V. O diagnóstico está feito, e por vários especialistas. Entretanto, e classe docente emagrece no número de profissionais em atividade e debilita-se a cada dia que passa. A menorização dos professores e dos agentes educativos é um dado adquirido e, nas salas de aula, onde devia “brilhar o gosto pelo ensinar e aprender”, o exercício do pensar, da descoberta, a criatividade e inovação, a convivência saudável e respeitadora, a partilha e a amizade, ao invés, reina a competição e a rivalidade em busca das melhores notas e médias que possibilitem o objetivo primordial: o acesso ao curso desejado na instituição universitária ambicionada.

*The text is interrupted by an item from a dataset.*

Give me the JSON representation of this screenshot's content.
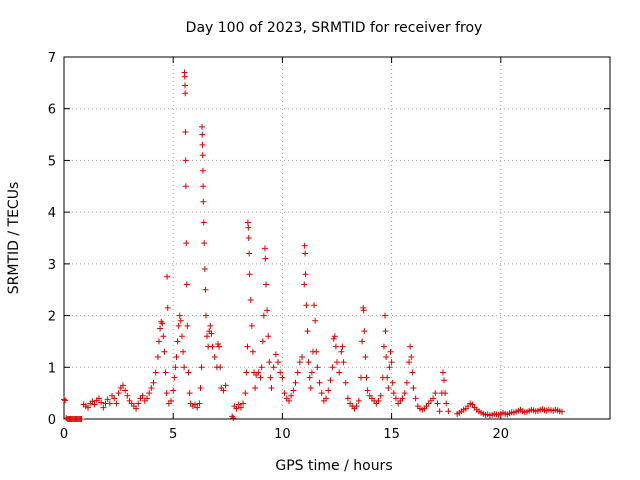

O professor, aquele que, como refere o físico alemão Albert Einstein, deveria fazer sentir aos seus alunos que “aquilo que lhes ensina é uma dádiva preciosa e não uma amarga obrigação”, vive um confronto diário entre as expectativas e a realidade da profissão que abraçou e para a qual se formou/credenciou académica e profissionalmente. Deixou se ser alguém que ensina e age em prol da transformação social, que semeia sonhos, utopias, que orienta caminhos, desperta talentos, alimenta esperanças e que, à sua escala, constrói os cidadãos de amanhã e assume compromissos com o futuro, revisitando o passado, mas exercendo a sua ação no agora/presente. Condensando, hoje, em alguns corredores e salas de professores de muitas escolas, nas pequenas conversas informais e em surdina, ouve-se, com frequência, um só e ingénuo pedido: “por favor, deixem-nos ensinar!”.